[Cookbook improvement] Working PR #31

epec254 · 2024-09-27T16:01:32Z

Related Issues/PRs

#xxx

What changes are proposed in this pull request?

How is this PR tested?

FMurray · 2024-10-03T18:23:42Z

agent_app_sample_code/00_shared_config.py

+shared_config = AgentCookbookConfig(
+    uc_catalog_name=f"{default_catalog}",
+    uc_schema_name=f"{user_name}_agents", 
+    uc_asset_prefix="agent_app_name", # Prefix to every created UC asset, typically the Agent's name


Unclear how to scale this to multiple models - IMO schema should be the “agent app name” (where agent apps contain one or more models/data sources)

That would simplify the confusing idea of us_asset_prefix...and avoid long names for each asset

Is that the common pattern you see @FMurray - one agent == one schema?

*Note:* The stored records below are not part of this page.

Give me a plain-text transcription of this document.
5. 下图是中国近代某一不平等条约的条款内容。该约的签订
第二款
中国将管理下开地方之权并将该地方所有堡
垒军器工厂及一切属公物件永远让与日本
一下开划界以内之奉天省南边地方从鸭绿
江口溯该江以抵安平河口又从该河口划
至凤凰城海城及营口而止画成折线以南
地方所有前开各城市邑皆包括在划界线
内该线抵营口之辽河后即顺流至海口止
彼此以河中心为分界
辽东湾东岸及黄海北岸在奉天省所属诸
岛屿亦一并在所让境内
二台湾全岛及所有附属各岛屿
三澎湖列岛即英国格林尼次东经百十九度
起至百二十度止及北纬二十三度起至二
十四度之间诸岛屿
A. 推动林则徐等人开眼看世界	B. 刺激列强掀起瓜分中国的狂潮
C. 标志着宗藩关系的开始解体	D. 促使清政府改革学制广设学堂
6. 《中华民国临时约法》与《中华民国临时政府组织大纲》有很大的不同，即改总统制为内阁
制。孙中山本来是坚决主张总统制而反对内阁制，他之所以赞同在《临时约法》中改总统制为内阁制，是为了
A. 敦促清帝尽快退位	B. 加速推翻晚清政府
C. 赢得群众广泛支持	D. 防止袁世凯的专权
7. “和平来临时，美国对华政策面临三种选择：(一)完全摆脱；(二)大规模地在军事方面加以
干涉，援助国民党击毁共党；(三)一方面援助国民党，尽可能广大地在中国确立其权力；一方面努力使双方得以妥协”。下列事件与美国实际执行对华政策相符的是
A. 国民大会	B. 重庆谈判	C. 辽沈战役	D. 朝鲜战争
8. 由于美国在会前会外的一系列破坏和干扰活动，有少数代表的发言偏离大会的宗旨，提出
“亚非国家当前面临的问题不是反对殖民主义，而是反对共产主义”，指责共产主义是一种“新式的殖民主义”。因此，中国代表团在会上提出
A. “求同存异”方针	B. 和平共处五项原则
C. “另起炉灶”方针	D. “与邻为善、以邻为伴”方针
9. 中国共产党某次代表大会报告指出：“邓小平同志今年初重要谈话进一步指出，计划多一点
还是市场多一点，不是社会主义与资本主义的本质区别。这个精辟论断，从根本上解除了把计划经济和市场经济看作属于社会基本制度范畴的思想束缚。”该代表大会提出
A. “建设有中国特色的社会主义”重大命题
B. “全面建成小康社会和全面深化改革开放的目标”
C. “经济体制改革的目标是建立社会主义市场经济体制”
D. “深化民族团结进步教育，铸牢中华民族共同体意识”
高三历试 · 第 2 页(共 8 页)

By agent app - I mean one use case, which might have several agent models, like for example 3 distinct RAG models and an supervisor model.

I see customers who have less permissive UC setups typically apply grants on the schema (occasionally on catalog), so I wouldn't want to have one schema per model, because that would slow them down.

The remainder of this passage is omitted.